Following two major industry super funds, First State Super and VicSuper, announcing earlier this month that they had entered early merger talks, Super Review took a dive into the performance data of each fund to look at whether either half of the union currently offered much more than the other by way of returns.
First State Super’s MySuper offering was outperformed by that of VicSuper across the five, three and one-year periods to last quarter’s end, according to data from FE Analytics. VicSuper’s FutureSaver growth option and First State’s balanced option, both being each funds’ default, delivered returns of eight and 6.93 per cent respectively over the last five years, 9.45 and 8.12 per cent over the last three, and 7.11 and 6.59 per cent over the last one.
As the names suggest however, VicSuper’s default sits within the growth sector, rather than the naturally more cautious offerings available to balanced funds. When comparing apples with apples, or balanced options with balanced options, a far more equal picture between the two funds’ investment performances is painted.
The performance of both funds’ balanced options for the last year to March’s end was within 0.3 percentage points of each other, with VicSuper’s FutureSaver Balanced option returning 6.56 per cent for the period and First State Super’s Balanced option 6.59 per cent. The options were similarly close over three and five years too, with differences of 0.34 and 0.46 percentage points respectively. Both options had also received the top rating of five FE Super Crowns.
These yearly returns far outstripped the ASP Mixed Asset Balanced sector average of 5.51 per cent for the period, with both funds’ options also outperforming the sector over longer time-frames. Indeed, they both also outperformed the ASP Mixed Asset Aggressive average returns over one, three and five years, as the chart below shows, in quite remarkable performances considering this sector typically contains funds’ highest growth strategies.
Source: FE Analytics
The differences in performance lay more in choice options, although here it was again negligible. The best performing option across to the two funds over the three years to March’s end was First State’s international equities offering, returning 12.71 per cent, while over the last year First State’s property option led the pack with a huge 15.31 per cent. VicSuper’s ethical offering outperformed First State’s, with its FutureSaver socially conscious option returning 10.21 and 6.58 per cent over the last three and one-year respectively.
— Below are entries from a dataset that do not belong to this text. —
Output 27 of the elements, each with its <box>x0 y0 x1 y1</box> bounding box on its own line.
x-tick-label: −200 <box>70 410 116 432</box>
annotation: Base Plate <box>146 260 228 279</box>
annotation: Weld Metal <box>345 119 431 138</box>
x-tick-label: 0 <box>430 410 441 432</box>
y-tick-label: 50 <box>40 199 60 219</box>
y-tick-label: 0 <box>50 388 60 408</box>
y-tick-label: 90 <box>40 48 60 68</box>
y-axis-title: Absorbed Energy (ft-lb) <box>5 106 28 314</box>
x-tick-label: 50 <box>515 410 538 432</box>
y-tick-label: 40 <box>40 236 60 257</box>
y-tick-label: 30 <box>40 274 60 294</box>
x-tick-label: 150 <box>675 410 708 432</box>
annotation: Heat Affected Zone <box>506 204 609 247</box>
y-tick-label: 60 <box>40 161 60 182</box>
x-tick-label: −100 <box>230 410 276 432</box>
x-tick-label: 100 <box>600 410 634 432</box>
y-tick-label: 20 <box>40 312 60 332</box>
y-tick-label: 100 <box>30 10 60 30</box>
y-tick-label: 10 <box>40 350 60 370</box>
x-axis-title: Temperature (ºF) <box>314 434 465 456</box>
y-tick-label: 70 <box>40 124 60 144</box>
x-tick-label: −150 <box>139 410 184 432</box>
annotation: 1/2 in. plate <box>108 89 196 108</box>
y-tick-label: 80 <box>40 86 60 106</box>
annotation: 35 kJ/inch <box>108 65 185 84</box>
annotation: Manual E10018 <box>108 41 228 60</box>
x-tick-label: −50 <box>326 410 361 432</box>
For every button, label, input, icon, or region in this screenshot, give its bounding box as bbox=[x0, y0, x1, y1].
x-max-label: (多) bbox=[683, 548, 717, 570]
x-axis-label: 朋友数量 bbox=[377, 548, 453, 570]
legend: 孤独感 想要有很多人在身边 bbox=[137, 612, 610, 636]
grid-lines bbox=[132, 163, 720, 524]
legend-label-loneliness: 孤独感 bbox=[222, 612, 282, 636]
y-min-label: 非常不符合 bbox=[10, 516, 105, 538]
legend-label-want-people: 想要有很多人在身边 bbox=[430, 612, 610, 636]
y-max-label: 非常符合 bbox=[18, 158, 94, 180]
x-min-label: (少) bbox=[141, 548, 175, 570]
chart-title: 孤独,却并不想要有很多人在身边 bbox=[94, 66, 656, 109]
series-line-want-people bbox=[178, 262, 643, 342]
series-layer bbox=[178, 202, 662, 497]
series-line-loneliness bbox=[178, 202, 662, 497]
At the other end of the scale, both funds shared in lower performance options too. Both unsurprisingly delivered returned under two per cent for their cash options for the three years to last quarter’s end, and the cautious options offered by both came in within half a percentage point of each other over the last year.
Should the merger go ahead, a recommendation about which each funds’ boards expected around the middle of this year, the funds combined would become one of the country’s largest, managing more than $110 billion for over 1.1 million members.